Design/methodology/approach
The study's sample consists of 66 Islamic banks from 14 countries over 2015–2019. The research uses the Heckman model, which is a two-stage estimation method to obtain unbiased estimates, as ESG scores are only observable for 17 Islamic banks in Eikon Refinitiv database at the time of the analysis.
Findings
The analysis shows that Shari'ah governance has a beneficial role to achieve ESG performance. The analysis also shows that enhanced profiles of Shari'ah supervisory boards' (SSB) attributes are more efficient than the operational procedures to promote ESG performance. In addition, the analysis shows that enhanced SSBs' attributes strengthen the bank's corporate governance framework, while sound-designed procedures increase the bank's social activities by emphasizing their roles to ensure Shari'ah compliance. Finally, the analysis sheds light on the failure of Shari'ah governance to promote environmental performance.

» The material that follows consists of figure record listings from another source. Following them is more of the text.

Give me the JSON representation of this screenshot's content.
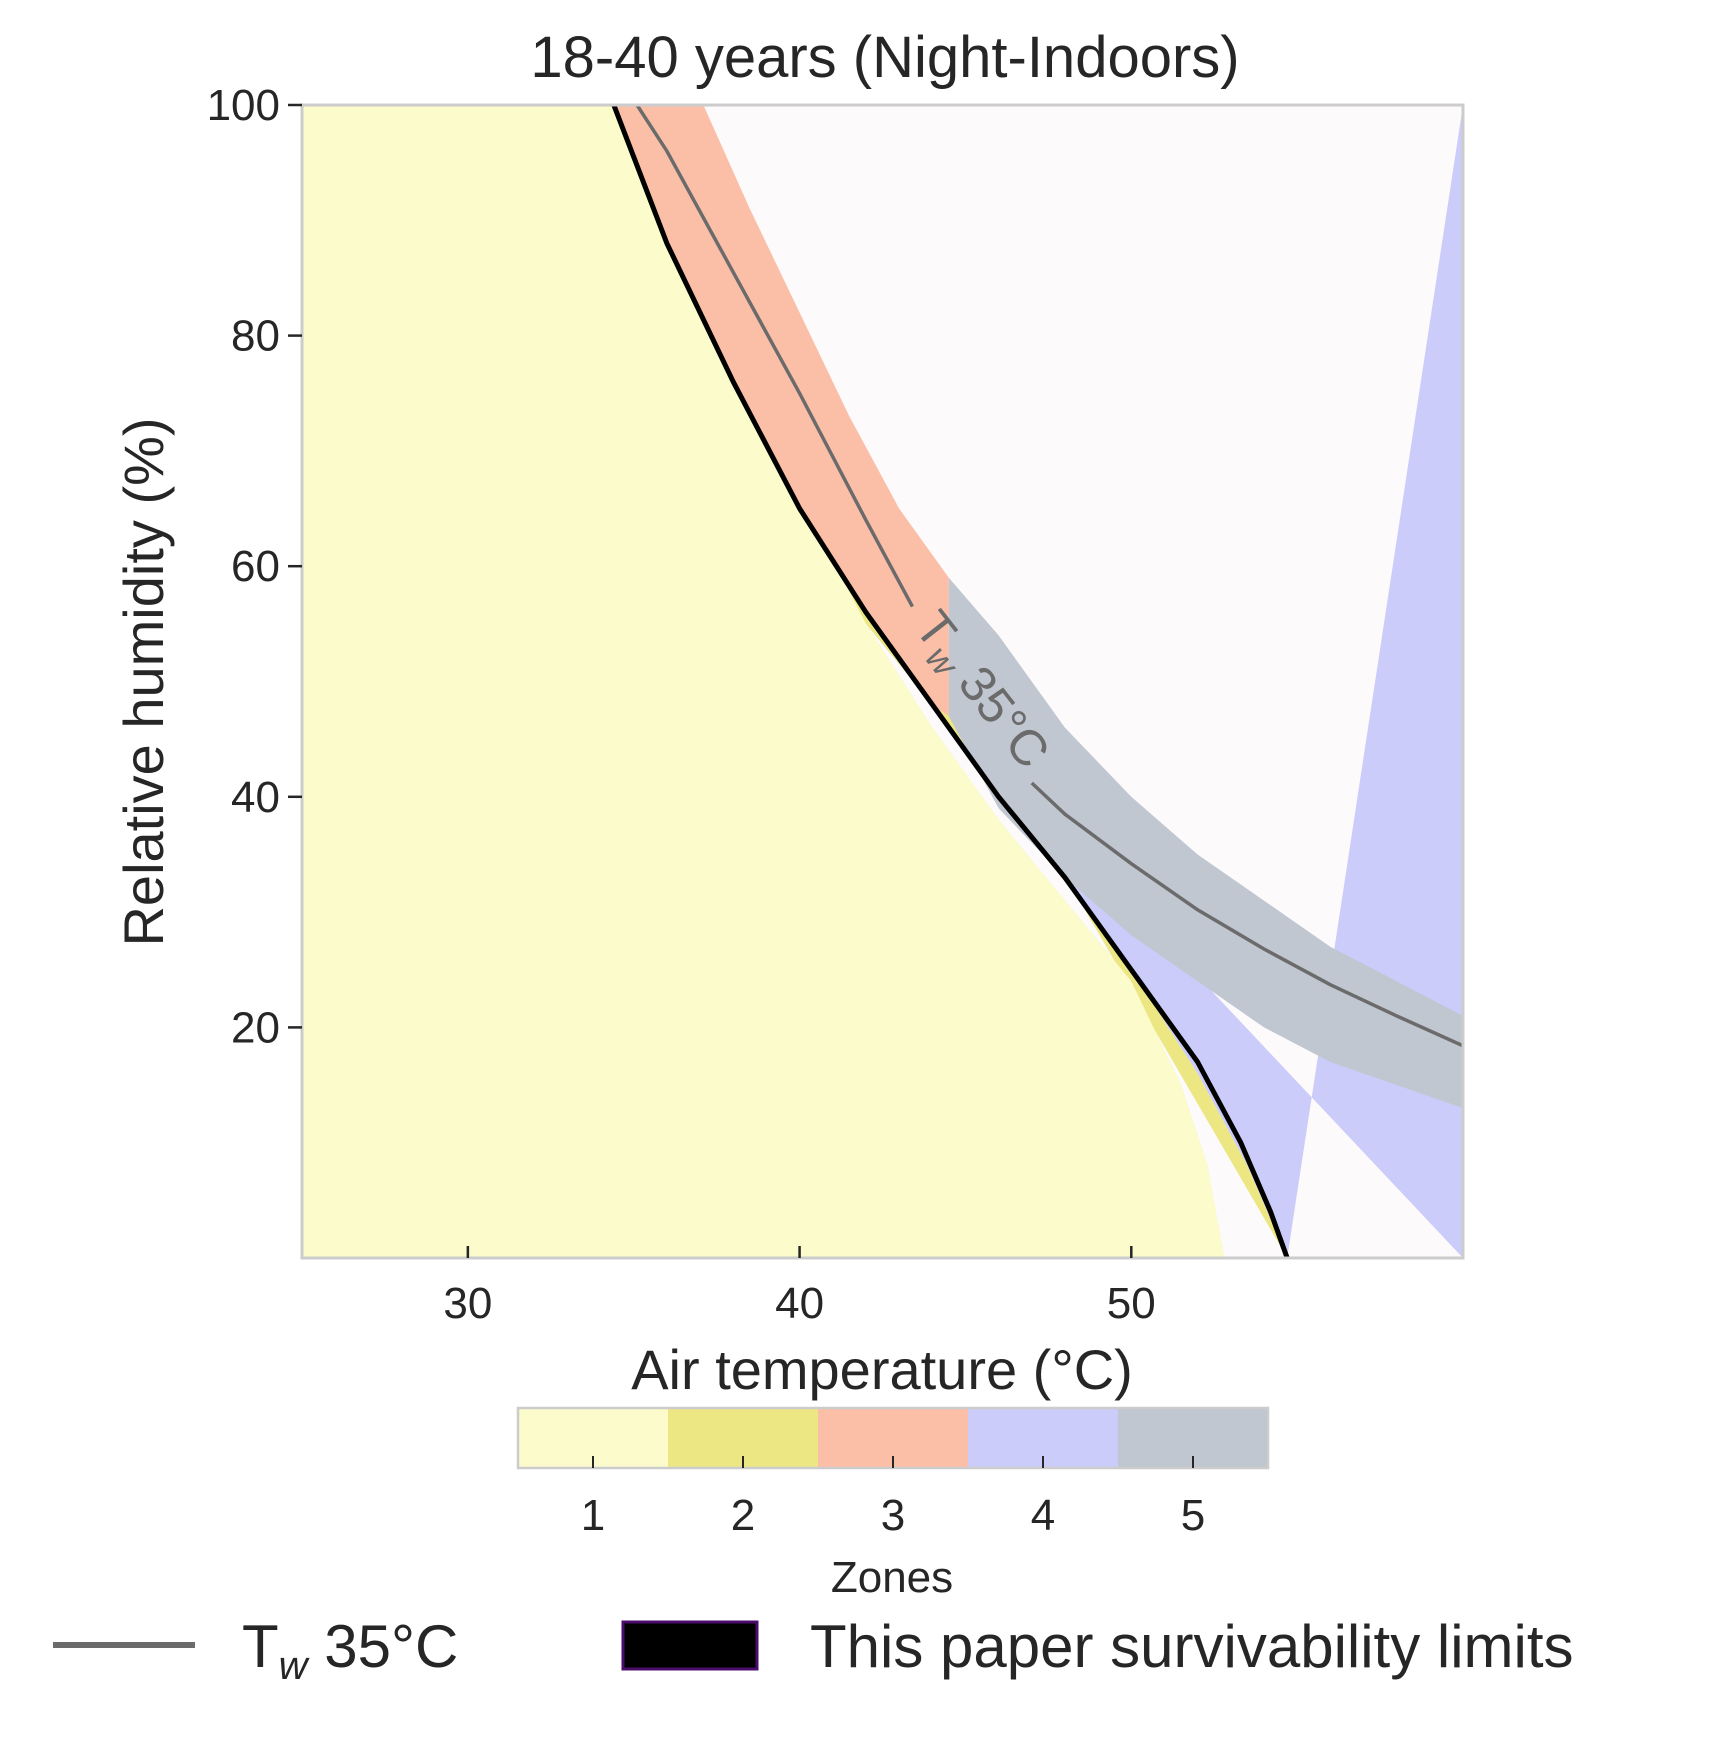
{
  "chart_data": {
    "type": "heatmap",
    "title": "18-40 years (Night-Indoors)",
    "xlabel": "Air temperature (°C)",
    "ylabel": "Relative humidity (%)",
    "xlim": [
      25,
      60
    ],
    "ylim": [
      0,
      100
    ],
    "x_ticks": [
      30,
      40,
      50
    ],
    "y_ticks": [
      20,
      40,
      60,
      80,
      100
    ],
    "grid": false,
    "colorbar": {
      "title": "Zones",
      "labels": [
        "1",
        "2",
        "3",
        "4",
        "5"
      ],
      "colors": [
        "#fbfbcb",
        "#ece783",
        "#fbbfa7",
        "#ccccfa",
        "#c0c7d0"
      ]
    },
    "background_color": "#fdfafc",
    "zones": [
      {
        "zone": "1",
        "boundary_ax": [
          [
            34.5,
            100
          ],
          [
            36,
            90
          ],
          [
            38,
            78
          ],
          [
            40,
            66
          ],
          [
            42,
            55
          ],
          [
            44,
            46
          ],
          [
            46,
            38
          ],
          [
            48,
            31
          ],
          [
            50,
            24
          ],
          [
            51.5,
            15
          ],
          [
            52.3,
            8
          ],
          [
            52.8,
            0
          ]
        ]
      },
      {
        "zone": "2",
        "boundary_ax": [
          [
            42,
            55
          ],
          [
            44,
            48
          ],
          [
            46,
            40
          ],
          [
            48,
            33
          ],
          [
            50,
            25
          ],
          [
            52,
            16
          ],
          [
            53.5,
            8
          ],
          [
            54.7,
            0
          ]
        ]
      },
      {
        "zone": "3",
        "boundary_ax": [
          [
            37.1,
            100
          ],
          [
            38.5,
            91
          ],
          [
            40,
            82
          ],
          [
            41.5,
            73
          ],
          [
            43,
            65
          ],
          [
            44.5,
            59
          ]
        ]
      },
      {
        "zone": "5",
        "outer_boundary": [
          [
            44.5,
            59
          ],
          [
            46,
            54
          ],
          [
            48,
            46
          ],
          [
            50,
            40
          ],
          [
            52,
            35
          ],
          [
            54,
            31
          ],
          [
            56,
            27
          ],
          [
            58,
            24
          ],
          [
            60,
            21
          ]
        ],
        "inner_boundary": [
          [
            44.5,
            47
          ],
          [
            46,
            39
          ],
          [
            48,
            33
          ],
          [
            50,
            28
          ],
          [
            52,
            24
          ],
          [
            54,
            20
          ],
          [
            56,
            17
          ],
          [
            58,
            15
          ],
          [
            60,
            13
          ]
        ]
      }
    ],
    "series": [
      {
        "name": "Tw 35°C",
        "color": "#6b6b6b",
        "points": [
          [
            35.1,
            100
          ],
          [
            36,
            96
          ],
          [
            38,
            85.5
          ],
          [
            40,
            75
          ],
          [
            42,
            64
          ],
          [
            43.4,
            56.5
          ],
          [
            47,
            41.2
          ],
          [
            48,
            38.5
          ],
          [
            50,
            34.2
          ],
          [
            52,
            30.2
          ],
          [
            54,
            26.8
          ],
          [
            56,
            23.7
          ],
          [
            58,
            21
          ],
          [
            60,
            18.4
          ]
        ]
      },
      {
        "name": "This paper survivability limits",
        "color": "#000000",
        "points": [
          [
            34.4,
            100
          ],
          [
            36,
            88
          ],
          [
            38,
            76
          ],
          [
            40,
            65
          ],
          [
            42,
            56
          ],
          [
            44,
            48
          ],
          [
            46,
            40
          ],
          [
            48,
            33
          ],
          [
            50,
            25
          ],
          [
            52,
            17
          ],
          [
            53.3,
            10
          ],
          [
            54.2,
            4
          ],
          [
            54.7,
            0
          ]
        ]
      }
    ],
    "annotation": {
      "text_main": "T",
      "text_sub": "w",
      "text_rest": " 35°C"
    },
    "legend": {
      "position": "bottom",
      "items": [
        {
          "label_main": "T",
          "label_sub": "w",
          "label_rest": " 35°C",
          "kind": "line",
          "color": "#6b6b6b"
        },
        {
          "label": "This paper survivability limits",
          "kind": "patch",
          "color": "#000000",
          "edge": "#4b0c6b"
        }
      ]
    }
  }
}
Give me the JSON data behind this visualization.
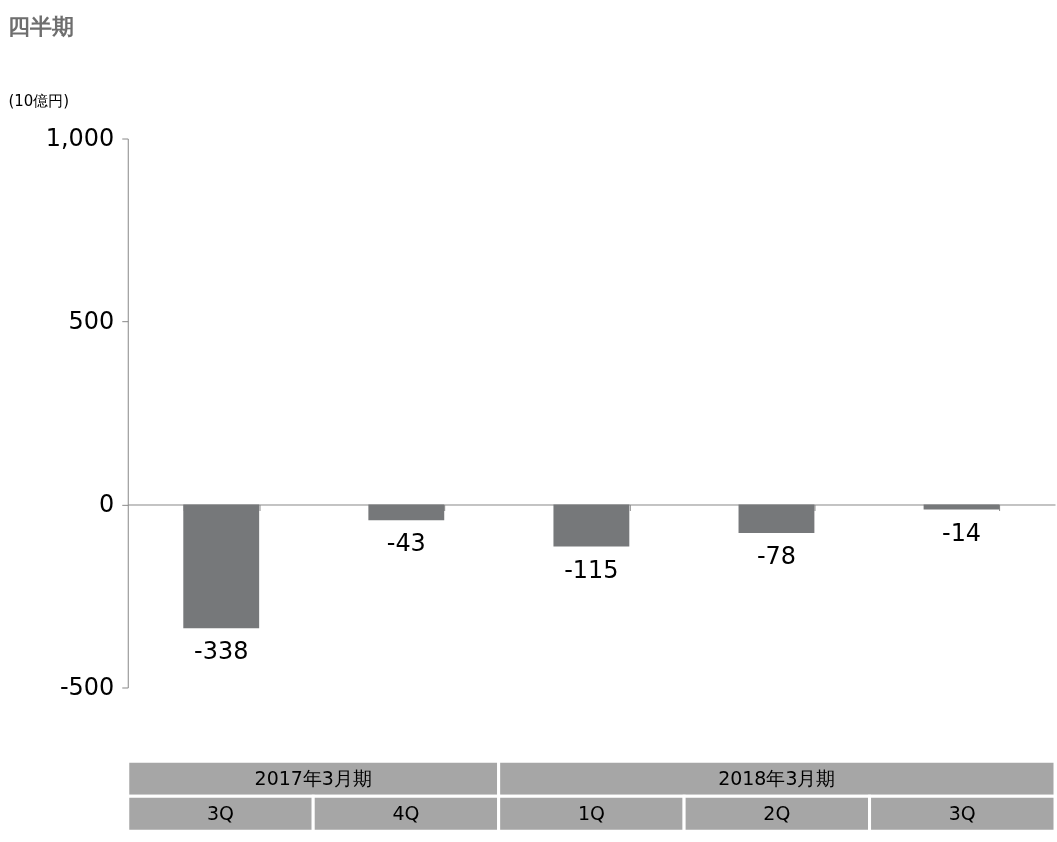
{
  "chart_data": {
    "type": "bar",
    "title": "四半期",
    "ylabel": "(10億円)",
    "categories": [
      "3Q",
      "4Q",
      "1Q",
      "2Q",
      "3Q"
    ],
    "values": [
      -338,
      -43,
      -115,
      -78,
      -14
    ],
    "color": "#76787a",
    "ylim": [
      -500,
      1000
    ],
    "yticks": [
      -500,
      0,
      500,
      {
        "value": 1000,
        "label": "1,000"
      }
    ],
    "data_labels": true,
    "annotations": [
      "2017年3月期",
      "2018年3月期"
    ]
  }
}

Research limitations/implications
The existing databases providing companies' ESG-related information still do not offer sufficient data to conduct an international study with a larger sample of Islamic banks (IBs) having ESG scores for a more extended period.
Practical implications
The research provides policy insights to Islamic banks' stakeholders to promote social and governance performance in the Islamic finance industry through improving Shari'ah governance practices. However, raising environmental awareness is imminent among all actors implicated in the Shari'ah governance processes to help overcome the anthropogenic risks.
Originality/value
The research complements the governance-banks' ESG performance literature by examining the role of Shari'ah governance. The research also extends the literature on Islamic banks' sustainability by pointing to the Shari'ah governance failure to enhance environmental performance and thus achieve Maqasid al-Shariah regarding the environment.